Jak już pisaliśmy, "przyjaciółki" Małgorzaty Herde mają nadzieję, że uda im się polubownie odzyskać zarobione pieniądze. Według szacunków tabloidu, była menedżerka jest im winna w sumie około... miliona złotych.
Edyta Herbuś tak się zagalopowała we wspaniałomyślności, że oświadczyła nawet, że pozostawia tę kwestię "Najwyższemu". Zobacz: Herbuś o Herde: "Pozostawiam to NAJWYŻSZEMU!"
Tymczasem Herde, nie czekając na cudowną interwencję, postanowiła wziąć sprawy w swoje ręce.
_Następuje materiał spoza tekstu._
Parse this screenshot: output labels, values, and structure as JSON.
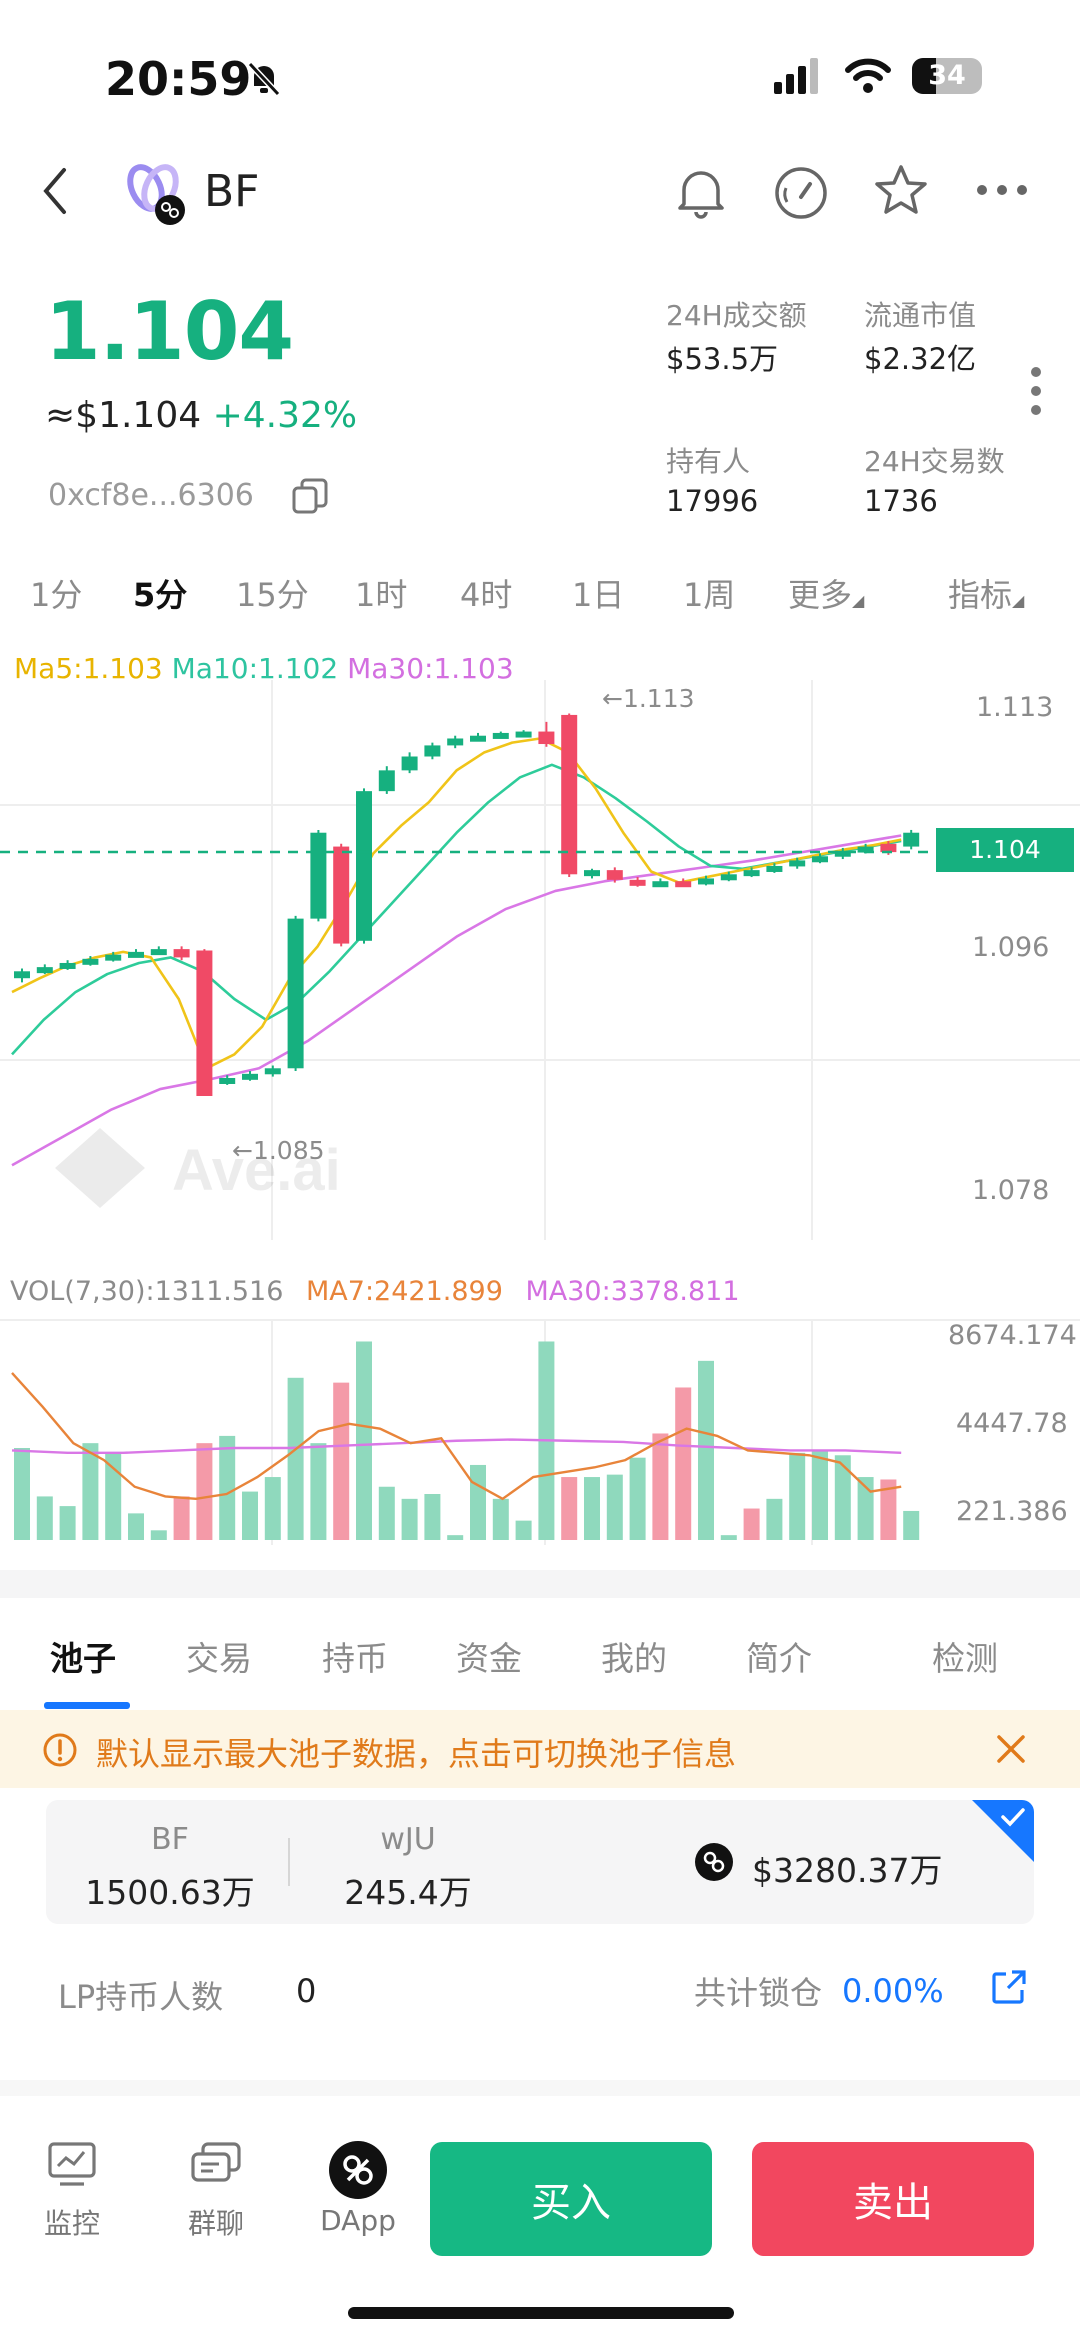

Wyjechała do Paryża. Na Instagramie chwali się zdjęciami ze stolicy Francji, na których widać, jak popija szampana w drogiej restauracji.
Wygląda na to, że eksmenedżerka Herbuś wciąż tryska humorem i czuje się całkowicie bezkarna - pisze Fakt. W kraju trwają paniczne ruchy oszukanych gwiazd, tymczasem cwana menedżerka jak gdyby nic wyjechała do Paryża. Cóż, ma za co.
Tymczasem w Warszawie przedstawiciele prawni Oli Kwaśniewskiej prowadzą rozmowy z wydawnictwem Edipresse, które zatrudniało ją do przeprowadzania wywiadów. Próbują wspólnie uporządkować nierozliczone umowy.
Na dzień dzisiejszy nie będziemy wypowiadać się w tej sprawie - poinformował przedstawiciel wydawnictwa w piśmie przesłanym do redakcji Faktu. Oczekujemy na rozstrzygnięcie sprawy przez strony sporu.